Most interesting of all, however, is to speculate about what a contemporary version of Rourke’s book might include. If a Rourke of 2031 were to use popular culture to identify our most common archetypes, what would she find? First of all, I think, would be the Star, a type unknown in 1830 but absolutely central today. The Star is our secular, consumerist version of the Greek god: The pinnacle of aspiration and the focus of fantasy, he or she gets to enjoy what the rest of us only dream about. The Star—whether he is an actor or singer or sports figure—is not simply admired for what he is done; he is worshipped for who he is, gratuitously. The intensity of our worship and need also gives rise to the subcategory of the Fallen Star, from Marilyn Monroe to Kurt Cobain. The Fallen Star allows us to mix pity with our envy, reassuring us that, while we may dream of becoming one, the Star is best seen from a distance.

If the Star is the American triumphant, the Born-Again Sinner is the American repentant. The Sinner can be born again in the literal, Christian sense—this has been a common American experience ever since the 1820s, though Rourke only touches on religion in American Humor. But the posture of repentance, with the corresponding expectation of forgiveness, has transcended its evangelical origin, and today it shows up just about every time an American does something wrong. Bill Clinton’s lip-quivering apology for the Monica Lewinsky affair is the most famous recent example. On the other hand, Martha Stewart was widely blamed, after her conviction, for not giving a better performance as the Sinner—for failing to break down and ask forgiveness, as the archetype demands. Whether such contrition is genuine hardly matters; the archetype is so powerful that simply to act like a Born-Again Sinner is almost a guarantee of absolution.
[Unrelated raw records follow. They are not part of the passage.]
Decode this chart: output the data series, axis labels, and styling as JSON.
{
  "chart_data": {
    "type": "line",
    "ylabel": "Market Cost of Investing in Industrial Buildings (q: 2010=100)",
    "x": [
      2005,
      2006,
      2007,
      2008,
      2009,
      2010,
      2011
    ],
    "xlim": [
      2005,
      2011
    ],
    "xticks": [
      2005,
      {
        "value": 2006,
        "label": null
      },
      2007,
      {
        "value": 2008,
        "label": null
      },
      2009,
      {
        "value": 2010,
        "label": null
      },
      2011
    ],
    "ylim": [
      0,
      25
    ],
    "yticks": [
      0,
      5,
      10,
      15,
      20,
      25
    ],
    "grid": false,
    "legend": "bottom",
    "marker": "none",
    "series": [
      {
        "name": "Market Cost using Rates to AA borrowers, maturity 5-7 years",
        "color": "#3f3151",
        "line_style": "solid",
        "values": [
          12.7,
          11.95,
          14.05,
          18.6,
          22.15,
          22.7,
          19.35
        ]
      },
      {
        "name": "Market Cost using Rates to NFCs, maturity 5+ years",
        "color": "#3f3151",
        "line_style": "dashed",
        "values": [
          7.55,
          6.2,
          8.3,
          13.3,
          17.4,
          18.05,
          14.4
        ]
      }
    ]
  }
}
Finally, there is the latest incarnation of an ancient American trope: the Gangster, whose ancestors are the backwoodsman, the cowboy, and the pirate. What defines him is not just his criminality or his violence, but the way he puts these things at the service of his own defiant moral code. The Gangster exalts personal loyalty and masculine power, in opposition to what he sees as an inhumane and hypocritical mainstream culture. Americans like to see the Gangster punished, in the end. But we want him to be killed, not imprisoned—his ending should be as outsized as his life. The Star, the Born-Again Sinner, and the Gangster account for a great deal of today’s American culture. But they are notably less comic than the archetypes Rourke found in our national psyche; after 200 years, perhaps America’s youthful high spirits have turned into something darker and more resigned.